Founded by prominent exchanges like Coinbase, Bittrex, and Kraken, the group aims to rate digital assets from 1 to 5. Those that find themselves on the higher end of the scale are thought to be considered securities in the eyes of regulators.
“Whether a crypto asset is a security—as opposed to a currency, a commodity, or something else—may trigger registration, licensing, and other operating obligations for financial services firms that offer digital asset services like exchange, investment management, and trading,” reads the Council’s website.
Associated materials explain that US regulators rely on the Howey test to make that call. This typically considers investments to be securities if: there’s an expectation of profits, they’re made in a common enterprise (such as pooling collectively for an initial coin offering), and any profits generated from those efforts are the result of a promoter or third party (like a company).
For instance, the US Securities and Exchange Commission (SEC) has already warned Kik it considers its KIN token a security, partly because the company’s efforts directly dictate its value.
Bitcoin and Ethereum, though, aren’t securities. Their networks are heavily decentralized, so their value isn’t decided by the efforts of a single promoter or third party.
None of these Crypto Ratings can be acted upon, so why are we all here?
Ultimately, the group’s numbering system is to be used as a “compliance tool,” allowing the members a framework for reviewing digital assets so as not to unknowingly draw the attention of the SEC.
The big question is exactly how useful it’s going to be. The group promises that legal and technical experts will help determine the rankings, but curiously, the Council pre-emptively admits they don’t really mean anything.
“The framework is the Council’s attempt to provide a consistent analysis which the members find useful but it is not legal advice and does not reflect the opinion of any member or outside counsel of whether any given asset is a security,” reads the Council’s FAQ.

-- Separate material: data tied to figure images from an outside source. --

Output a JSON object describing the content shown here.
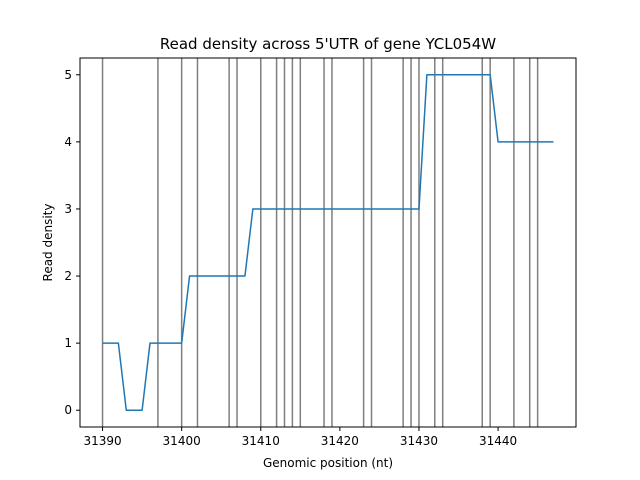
{
  "chart_data": {
    "type": "line",
    "title": "Read density across 5'UTR of gene YCL054W",
    "xlabel": "Genomic position (nt)",
    "ylabel": "Read density",
    "xlim": [
      31387.15,
      31449.85
    ],
    "ylim": [
      -0.25,
      5.25
    ],
    "x_ticks": [
      31390,
      31400,
      31410,
      31420,
      31430,
      31440
    ],
    "y_ticks": [
      0,
      1,
      2,
      3,
      4,
      5
    ],
    "grid": false,
    "series": [
      {
        "color": "#1f77b4",
        "points": [
          [
            31390,
            1
          ],
          [
            31392,
            1
          ],
          [
            31393,
            0
          ],
          [
            31395,
            0
          ],
          [
            31396,
            1
          ],
          [
            31400,
            1
          ],
          [
            31401,
            2
          ],
          [
            31408,
            2
          ],
          [
            31409,
            3
          ],
          [
            31430,
            3
          ],
          [
            31431,
            5
          ],
          [
            31439,
            5
          ],
          [
            31440,
            4
          ],
          [
            31447,
            4
          ]
        ]
      }
    ],
    "vertical_lines": {
      "color": "#7f7f7f",
      "x": [
        31390,
        31397,
        31400,
        31402,
        31406,
        31407,
        31410,
        31412,
        31413,
        31414,
        31415,
        31418,
        31419,
        31423,
        31424,
        31428,
        31429,
        31430,
        31432,
        31433,
        31438,
        31439,
        31442,
        31444,
        31445
      ]
    }
  }
}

“We publish the score as a reference and to encourage continued discussion among operators, developers, and regulators about the application of securities laws to crypto assets, but the Council’s understanding of the facts could be wrong and our analysis may not accurately reflect the law,” it adds, before urging the public to not rely on the scores for any legal purpose.
So, what’s the point, besides virtue signalling and clever marketing?